A diferença entre a majoração de horas extras e um turno fixo adicional ao salário-base
Horas extras por semana
8u
Majoração de horas extras por ano
€2.688
O extra além do salário-base para estas horas
Custo de 1 turno fixo adicional/ano
€5.376
Apenas salário-base, sem majoração, as mesmas horas
Com os valores por defeito — 14 € à hora, 38 horas contratuais, 46 horas efetivamente trabalhadas, uma majoração de 150% e 48 semanas trabalhadas por ano — um turno fixo adicional custa 5.376 € por ano, contra 2.688 € de majoração de horas extras, além do que já paga em salário-base por essas horas. Contratar ganha então por 2.688 € por ano, para exatamente as mesmas horas. Isto não significa que as horas extras nunca sejam a escolha certa — perante um pico imprevisível de uma semana, contratar é muitas vezes impraticável. Significa sim que, assim que as horas extras se tornam um padrão semanal estrutural, deixa de ser preciso decidir por instinto. Monte o seu próprio mapa de horários com o nosso gerador de horários gratuito para ver se um turno fixo adicional também é praticável de encaixar.
O seu plano de ação para a próxima semana intensa
Não precisa de resolver tudo de uma vez. Esta é a ordem que funciona:
Passo 1 — Calcule (esta semana):
- Preencha a calculadora acima com o seu próprio salário por hora e as suas horas extras
- Compare o resultado com o que custaria um turno fixo adicional
- Verifique se a sua convenção coletiva paga as horas extras em dinheiro, em descanso compensatório, ou à escolha
Passo 2 — Registe (no prazo de duas semanas):
- Verifique se o seu sistema atual regista o tempo efetivamente trabalhado, e não apenas o tempo previsto
- Ponha a ronda de abertura e de fecho no papel com a nossa checklist de abertura e fecho gratuita, para que os minutos invisíveis se tornem visíveis
- Pergunte ao seu gabinete de contabilidade o prazo de prescrição exato para créditos salariais no seu país
Passo 3 — Planeie de forma estrutural (este mês):
- Reveja o seu mapa de horários com o nosso gerador de horários gratuito assim que as horas extras passarem a repetir-se semanalmente em vez de excecionalmente
- Verifique o período de referência de quatro meses se estiver a planear uma fase estruturalmente intensa
- Repita o cálculo todos os trimestres — o seu salário por hora e o seu quadro de pessoal também mudam
Conclusão: as horas extras calculam-se, não se adivinham
A razão pela qual as horas extras se acumulam tantas vezes sem ninguém reparar não é os proprietários desconhecerem as regras — é ninguém fazer alguma vez a conta entre o que custa uma hora extra e o que custa a alternativa, e ninguém manter o tempo efetivamente trabalhado separado do que estava previsto.

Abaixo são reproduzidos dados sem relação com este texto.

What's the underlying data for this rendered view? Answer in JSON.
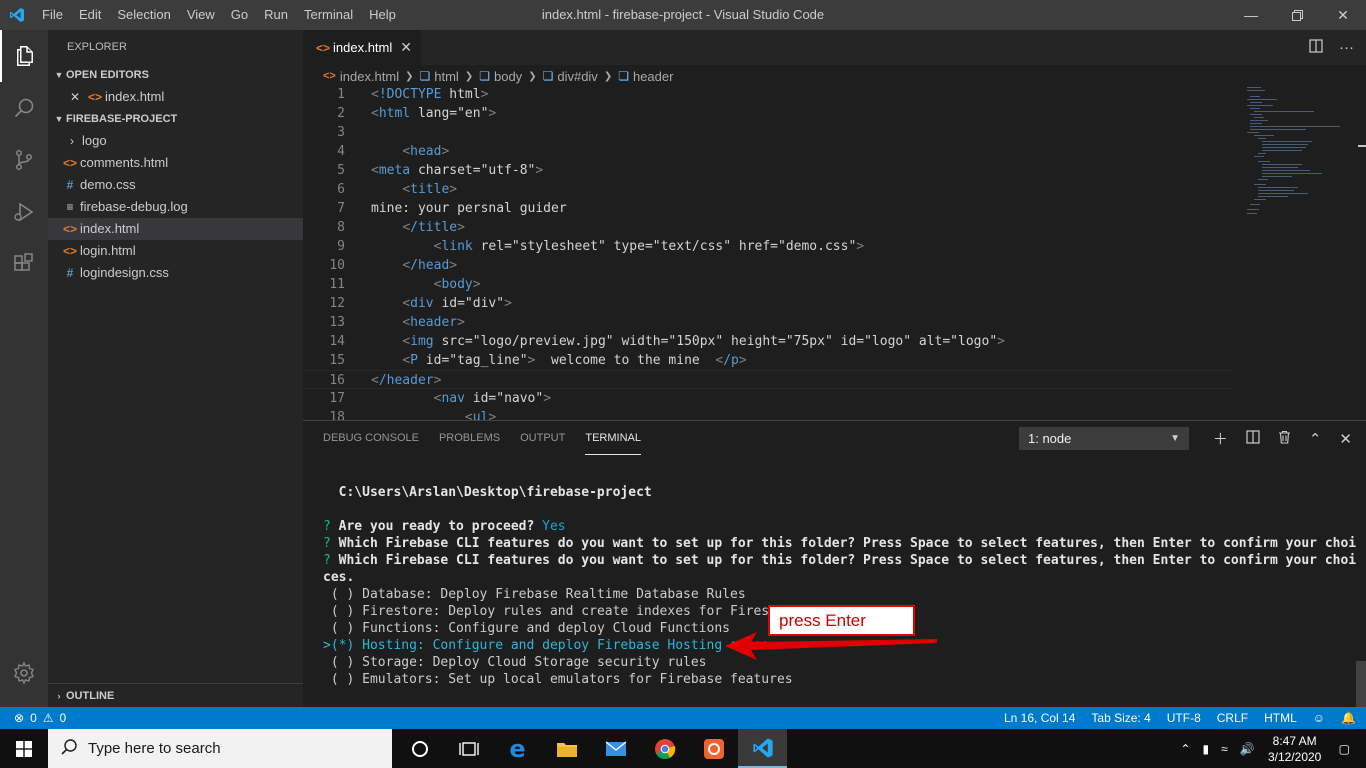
{
  "window": {
    "title": "index.html - firebase-project - Visual Studio Code",
    "menu": [
      "File",
      "Edit",
      "Selection",
      "View",
      "Go",
      "Run",
      "Terminal",
      "Help"
    ]
  },
  "sidebar": {
    "header": "EXPLORER",
    "open_editors": {
      "label": "OPEN EDITORS",
      "items": [
        {
          "name": "index.html",
          "icon": "html-icon"
        }
      ]
    },
    "project": {
      "label": "FIREBASE-PROJECT",
      "items": [
        {
          "name": "logo",
          "icon": "folder-icon"
        },
        {
          "name": "comments.html",
          "icon": "html-icon"
        },
        {
          "name": "demo.css",
          "icon": "css-icon"
        },
        {
          "name": "firebase-debug.log",
          "icon": "log-icon"
        },
        {
          "name": "index.html",
          "icon": "html-icon",
          "selected": true
        },
        {
          "name": "login.html",
          "icon": "html-icon"
        },
        {
          "name": "logindesign.css",
          "icon": "css-icon"
        }
      ]
    },
    "outline_label": "OUTLINE"
  },
  "editor": {
    "tab_label": "index.html",
    "breadcrumb": [
      "index.html",
      "html",
      "body",
      "div#div",
      "header"
    ],
    "lines": [
      {
        "n": "1",
        "text": "<!DOCTYPE html>"
      },
      {
        "n": "2",
        "text": "<html lang=\"en\">"
      },
      {
        "n": "3",
        "text": ""
      },
      {
        "n": "4",
        "text": "    <head>"
      },
      {
        "n": "5",
        "text": "<meta charset=\"utf-8\">"
      },
      {
        "n": "6",
        "text": "    <title>"
      },
      {
        "n": "7",
        "text": "mine: your persnal guider"
      },
      {
        "n": "8",
        "text": "    </title>"
      },
      {
        "n": "9",
        "text": "        <link rel=\"stylesheet\" type=\"text/css\" href=\"demo.css\">"
      },
      {
        "n": "10",
        "text": "    </head>"
      },
      {
        "n": "11",
        "text": "        <body>"
      },
      {
        "n": "12",
        "text": "    <div id=\"div\">"
      },
      {
        "n": "13",
        "text": "    <header>"
      },
      {
        "n": "14",
        "text": "    <img src=\"logo/preview.jpg\" width=\"150px\" height=\"75px\" id=\"logo\" alt=\"logo\">"
      },
      {
        "n": "15",
        "text": "    <P id=\"tag_line\">  welcome to the mine  </p>"
      },
      {
        "n": "16",
        "text": "</header>"
      },
      {
        "n": "17",
        "text": "        <nav id=\"navo\">"
      },
      {
        "n": "18",
        "text": "            <ul>"
      }
    ]
  },
  "panel": {
    "tabs": [
      "DEBUG CONSOLE",
      "PROBLEMS",
      "OUTPUT",
      "TERMINAL"
    ],
    "active_tab": "TERMINAL",
    "terminal_select": "1: node",
    "terminal": {
      "path": "C:\\Users\\Arslan\\Desktop\\firebase-project",
      "q1_prompt": "?",
      "q1_text": "Are you ready to proceed?",
      "q1_answer": "Yes",
      "q2_prompt": "?",
      "q2_text": "Which Firebase CLI features do you want to set up for this folder? Press Space to select features, then Enter to confirm your choi",
      "q3_prompt": "?",
      "q3_text": "Which Firebase CLI features do you want to set up for this folder? Press Space to select features, then Enter to confirm your choi",
      "q3_cont": "ces.",
      "options": [
        {
          "prefix": " ( ) ",
          "text": "Database: Deploy Firebase Realtime Database Rules",
          "highlighted": false
        },
        {
          "prefix": " ( ) ",
          "text": "Firestore: Deploy rules and create indexes for Firestore",
          "highlighted": false
        },
        {
          "prefix": " ( ) ",
          "text": "Functions: Configure and deploy Cloud Functions",
          "highlighted": false
        },
        {
          "prefix": ">(*) ",
          "text": "Hosting: Configure and deploy Firebase Hosting sites",
          "highlighted": true
        },
        {
          "prefix": " ( ) ",
          "text": "Storage: Deploy Cloud Storage security rules",
          "highlighted": false
        },
        {
          "prefix": " ( ) ",
          "text": "Emulators: Set up local emulators for Firebase features",
          "highlighted": false
        }
      ]
    }
  },
  "annotation": {
    "text": "press Enter",
    "color": "#e00000"
  },
  "statusbar": {
    "errors": "0",
    "warnings": "0",
    "position": "Ln 16, Col 14",
    "tab_size": "Tab Size: 4",
    "encoding": "UTF-8",
    "eol": "CRLF",
    "language": "HTML"
  },
  "taskbar": {
    "search_placeholder": "Type here to search",
    "time": "8:47 AM",
    "date": "3/12/2020",
    "apps": [
      "task-view-icon",
      "edge-icon",
      "file-explorer-icon",
      "mail-icon",
      "chrome-icon",
      "app-icon",
      "vscode-icon"
    ]
  },
  "colors": {
    "accent": "#007acc",
    "terminal_highlight": "#29b8db"
  }
}
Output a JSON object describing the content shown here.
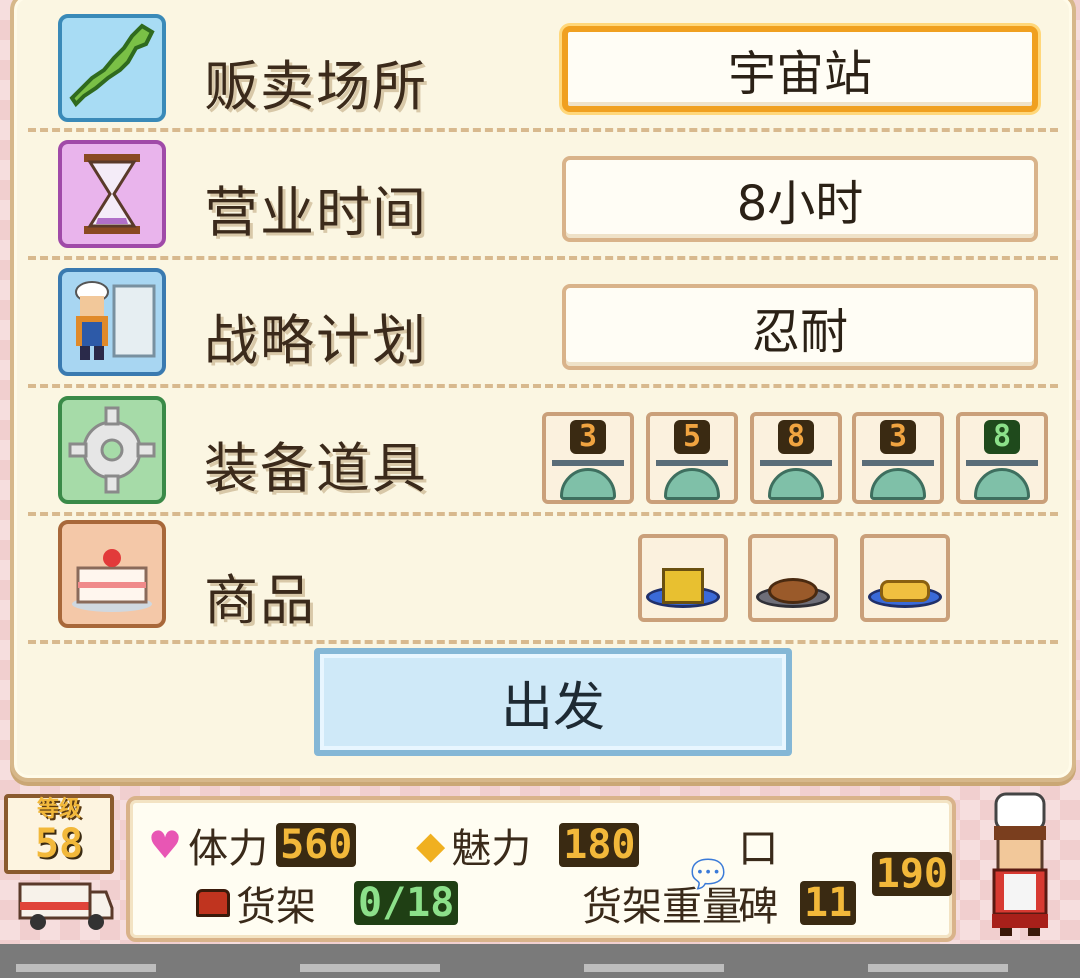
{
  "rows": [
    {
      "label": "贩卖场所",
      "value": "宇宙站",
      "icon": "japan-map-icon"
    },
    {
      "label": "营业时间",
      "value": "8小时",
      "icon": "hourglass-icon"
    },
    {
      "label": "战略计划",
      "value": "忍耐",
      "icon": "chef-icon"
    },
    {
      "label": "装备道具",
      "icon": "gear-icon"
    },
    {
      "label": "商品",
      "icon": "cake-icon"
    }
  ],
  "equipment": [
    "3",
    "5",
    "8",
    "3",
    "8"
  ],
  "goods": [
    "yellow-box-dish",
    "meat-dish",
    "bread-dish"
  ],
  "depart_label": "出发",
  "status": {
    "level_label": "等级",
    "level_value": "58",
    "stamina_label": "体力",
    "stamina_value": "560",
    "charm_label": "魅力",
    "charm_value": "180",
    "reputation_label": "口碑",
    "reputation_value": "190",
    "shelf_label": "货架",
    "shelf_value": "0/18",
    "shelf_weight_label": "货架重量",
    "shelf_weight_value": "11"
  },
  "colors": {
    "selected_border": "#f0a020",
    "depart_bg": "#cfe9f8",
    "panel_bg": "#fbf6e2"
  }
}
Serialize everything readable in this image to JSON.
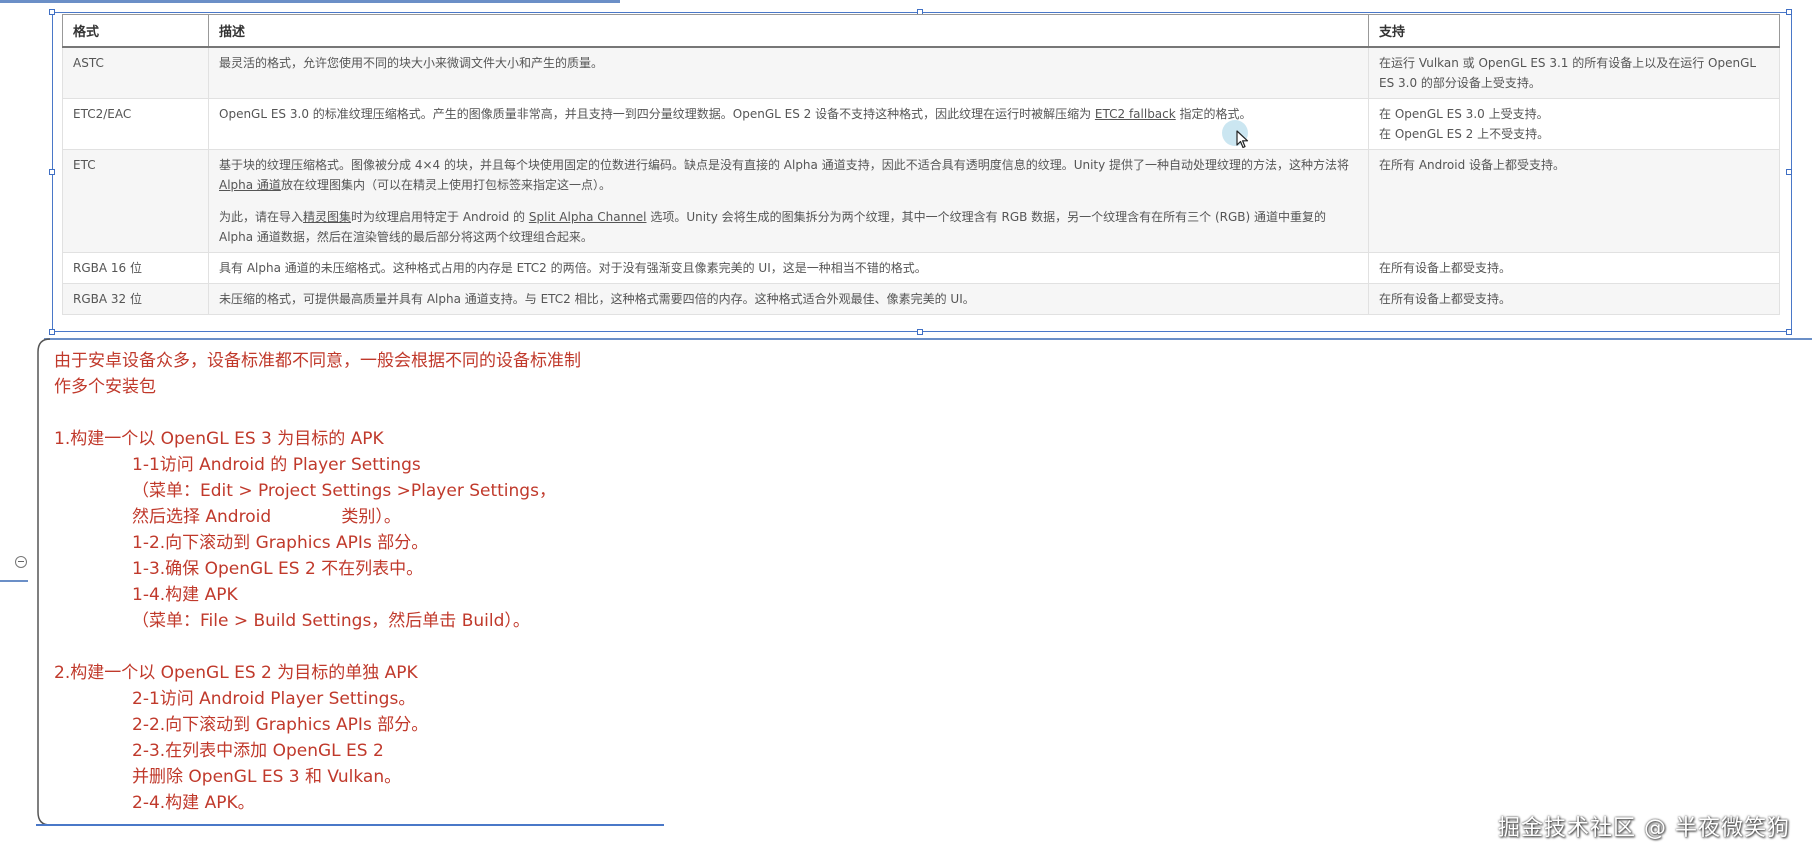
{
  "table": {
    "headers": {
      "format": "格式",
      "description": "描述",
      "support": "支持"
    },
    "rows": [
      {
        "format": "ASTC",
        "description": "最灵活的格式，允许您使用不同的块大小来微调文件大小和产生的质量。",
        "support": "在运行 Vulkan 或 OpenGL ES 3.1 的所有设备上以及在运行 OpenGL ES 3.0 的部分设备上受支持。"
      },
      {
        "format": "ETC2/EAC",
        "description_a": "OpenGL ES 3.0 的标准纹理压缩格式。产生的图像质量非常高，并且支持一到四分量纹理数据。OpenGL ES 2 设备不支持这种格式，因此纹理在运行时被解压缩为 ",
        "description_link": "ETC2 fallback",
        "description_b": " 指定的格式。",
        "support_1": "在 OpenGL ES 3.0 上受支持。",
        "support_2": "在 OpenGL ES 2 上不受支持。"
      },
      {
        "format": "ETC",
        "p1_a": "基于块的纹理压缩格式。图像被分成 4×4 的块，并且每个块使用固定的位数进行编码。缺点是没有直接的 Alpha 通道支持，因此不适合具有透明度信息的纹理。Unity 提供了一种自动处理纹理的方法，这种方法将 ",
        "p1_link": "Alpha 通道",
        "p1_b": "放在纹理图集内（可以在精灵上使用打包标签来指定这一点）。",
        "p2_a": "为此，请在导入",
        "p2_link1": "精灵图集",
        "p2_b": "时为纹理启用特定于 Android 的 ",
        "p2_link2": "Split Alpha Channel",
        "p2_c": " 选项。Unity 会将生成的图集拆分为两个纹理，其中一个纹理含有 RGB 数据，另一个纹理含有在所有三个 (RGB) 通道中重复的 Alpha 通道数据，然后在渲染管线的最后部分将这两个纹理组合起来。",
        "support": "在所有 Android 设备上都受支持。"
      },
      {
        "format": "RGBA 16 位",
        "description": "具有 Alpha 通道的未压缩格式。这种格式占用的内存是 ETC2 的两倍。对于没有强渐变且像素完美的 UI，这是一种相当不错的格式。",
        "support": "在所有设备上都受支持。"
      },
      {
        "format": "RGBA 32 位",
        "description": "未压缩的格式，可提供最高质量并具有 Alpha 通道支持。与 ETC2 相比，这种格式需要四倍的内存。这种格式适合外观最佳、像素完美的 UI。",
        "support": "在所有设备上都受支持。"
      }
    ]
  },
  "notes": {
    "intro_1": "由于安卓设备众多，设备标准都不同意，一般会根据不同的设备标准制",
    "intro_2": "作多个安装包",
    "s1_title": "1.构建一个以 OpenGL ES 3 为目标的 APK",
    "s1_1": "1-1访问 Android 的 Player Settings",
    "s1_1_menu": "（菜单：Edit > Project Settings >Player Settings，",
    "s1_1_menu2": "然后选择 Android             类别）。",
    "s1_2": "1-2.向下滚动到 Graphics APIs 部分。",
    "s1_3": "1-3.确保 OpenGL ES 2 不在列表中。",
    "s1_4": "1-4.构建 APK",
    "s1_4_menu": "（菜单：File > Build Settings，然后单击 Build）。",
    "s2_title": "2.构建一个以 OpenGL ES 2 为目标的单独 APK",
    "s2_1": "2-1访问 Android Player Settings。",
    "s2_2": "2-2.向下滚动到 Graphics APIs 部分。",
    "s2_3": "2-3.在列表中添加 OpenGL ES 2",
    "s2_3b": "并删除 OpenGL ES 3 和 Vulkan。",
    "s2_4": "2-4.构建 APK。"
  },
  "watermark": "掘金技术社区 @ 半夜微笑狗",
  "colors": {
    "note_text": "#c0392b",
    "selection_blue": "#4a78c8"
  },
  "icons": [
    "cursor-icon",
    "collapse-toggle-icon"
  ]
}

Sete números bastam para mudar isso: o limite que é uma média, a majoração que a sua convenção coletiva define, o ano em que o registo se tornou obrigatório, o ponto de equilíbrio entre horas extras e contratação, os minutos que ninguém regista, as majorações que se somam em vez de se substituírem, e os anos até onde uma reclamação pode recuar.